Fusions, Acquisitions / Covea / Partner Re / Thierry Derez / acpr
Fusions, Acquisitions
Covea / Partner Re / Thierry Derez / acpr
Où va Covéa ?
Puisqu'Exor a confirmé être en discussions avec Covea pour lui céder Partner Re, cela pose la question du bien-fondé d'une telle opération pour le groupe que dirige Thierry Derez. Acquérir un réassureur global pour un assureur mutualiste, spécialiste des assurances de particuliers, ne fait aucun sens.C’est un métier de haute technicité, qui demande une expertise internationale que Covéa n’a jamais démontrée.
Il n’y a évidemment strictement aucune synergie et exposer la mutuelle et ses sociétaires aux grands risques de la planète est insensé. Pourquoi le sociétaire de la Garantie mutuelle des fonctionnaires devrait subir les conséquences d’un tremblement de terre au Japon ou en Californie ou les ouragans en Floride ? Les énormes excédents de Covéa devraient être rendus aux sociétaires… alors que Covéa a augmenté ses tarifs depuis des décennies pour les accumuler ! Cela figure dans le Code des assurances et dans les statuts des mutuelles… de Covéa !
Mais il y a mieux. Covéa reçu une lettre à l’automne dernier (comme WanSquare l'a révélé ce matin à 9 h 00) qui lui enjoint de modifier en profondeur sa gouvernance. Cette lettre demande entre autres à Thierry Derez de ne plus cumuler le poste de PDG de Covéa Coopérations – là où il fait remonter tout l’argent des mutuelles de base – et de la Sgam Covéa, société faîtière du Groupe. Thierry Derez devra donc démissionner de l’un de ces deux postes. Et Thierry Derez, après avoir choisi l’une des instances, ne pourra plus cumuler – injonction de l’ACPR – le poste de Président et de directeur Général. La lettre précise en outre que les administrateurs ne devront plus être "choisis" par Thierry Derez mais par les mutuelles de base.

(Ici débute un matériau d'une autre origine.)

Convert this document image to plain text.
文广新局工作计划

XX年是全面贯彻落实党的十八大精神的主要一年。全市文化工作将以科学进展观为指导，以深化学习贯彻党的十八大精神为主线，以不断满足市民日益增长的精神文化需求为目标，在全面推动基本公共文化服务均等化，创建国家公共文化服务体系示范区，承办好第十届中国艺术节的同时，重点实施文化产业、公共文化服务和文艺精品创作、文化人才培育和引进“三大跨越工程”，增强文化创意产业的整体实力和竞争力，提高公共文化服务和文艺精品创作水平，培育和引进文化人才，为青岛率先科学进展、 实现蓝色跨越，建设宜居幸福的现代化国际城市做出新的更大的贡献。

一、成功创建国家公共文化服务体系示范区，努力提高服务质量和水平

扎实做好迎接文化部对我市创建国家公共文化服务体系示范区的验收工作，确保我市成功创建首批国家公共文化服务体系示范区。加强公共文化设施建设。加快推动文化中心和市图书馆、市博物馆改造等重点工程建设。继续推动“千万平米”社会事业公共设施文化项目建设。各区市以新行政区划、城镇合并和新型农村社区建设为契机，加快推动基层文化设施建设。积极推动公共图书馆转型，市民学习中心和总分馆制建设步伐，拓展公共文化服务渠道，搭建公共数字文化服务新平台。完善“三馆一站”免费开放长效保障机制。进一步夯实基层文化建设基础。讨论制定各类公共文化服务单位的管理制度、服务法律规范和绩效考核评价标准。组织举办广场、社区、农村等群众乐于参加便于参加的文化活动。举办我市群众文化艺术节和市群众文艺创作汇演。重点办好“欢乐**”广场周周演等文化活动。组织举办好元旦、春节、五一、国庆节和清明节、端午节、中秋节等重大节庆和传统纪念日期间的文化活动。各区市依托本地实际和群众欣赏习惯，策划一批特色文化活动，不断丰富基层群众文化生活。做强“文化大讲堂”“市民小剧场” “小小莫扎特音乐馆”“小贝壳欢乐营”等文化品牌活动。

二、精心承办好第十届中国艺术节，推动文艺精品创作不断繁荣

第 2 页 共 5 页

En plus, la lettre précise qu’il est totalement exorbitant du droit commun que Thierry Derez contrôle de facto plus de 95 % des voix à l’AG de Covéa ! En bref, la gouvernance est totalement déficiente et ne respecte pas les exigences de Solvabilité II.
On voit mal dans ces conditions comment l’ACPR pourrait valider cette acquisition dont la décision semble être prise sans réforme préalable de la gouvernance de Covéa. Il en va de sa crédibilité et de son autorité. Pas qu’en France. Pour que cette transaction voit le jour, il faut qu’une dizaine de régulateurs de par le monde l’agréent. Il y a partout une clause de bonne gouvernance – qui n’est pas respectée à l’heure actuelle - et une clause de "fit and proper" (qui inclut l’honorabilité). Or les régulateurs ne souhaiteront pas bénir une opération dont l’initiateur est poursuivi pour abus de confiance et qui, s’il est condamné, sera interdit d’exercer toute responsabilité dans l’assurance.
On se souviendra que Covéa avait tenté de prendre le contrôle de Scor à l‘automne 2018 mais s’était heurté à un refus unanime du Conseil d’administration. Scor a ensuite eu des preuves venant de Crédit Suisse que Thierry Derez, patron de Covéa et à l’époque administrateur de Scor à titre personnel, avait divulgué des informations confidentielles pour empêcher que Scor se rapproche de… Partner Re. Scor a attaqué Thierry Derez pour abus de confiance. Scor a bénéficié il y a quinze jours d’un jugement en sa faveur de la Haute Cour de Justice de Londres qui obligera Barclays – banque de Covéa – à fournir les mails et les dossiers qui alimenteront l’instruction. Le procès au pénal a lieu début mai et le jugement est attendu avant l’été.
Le feuilleton Covéa continue… mais il ressemble de plus en plus à une fuite en avant pour éviter à un ancien avocat d’être rattrapé par le droit.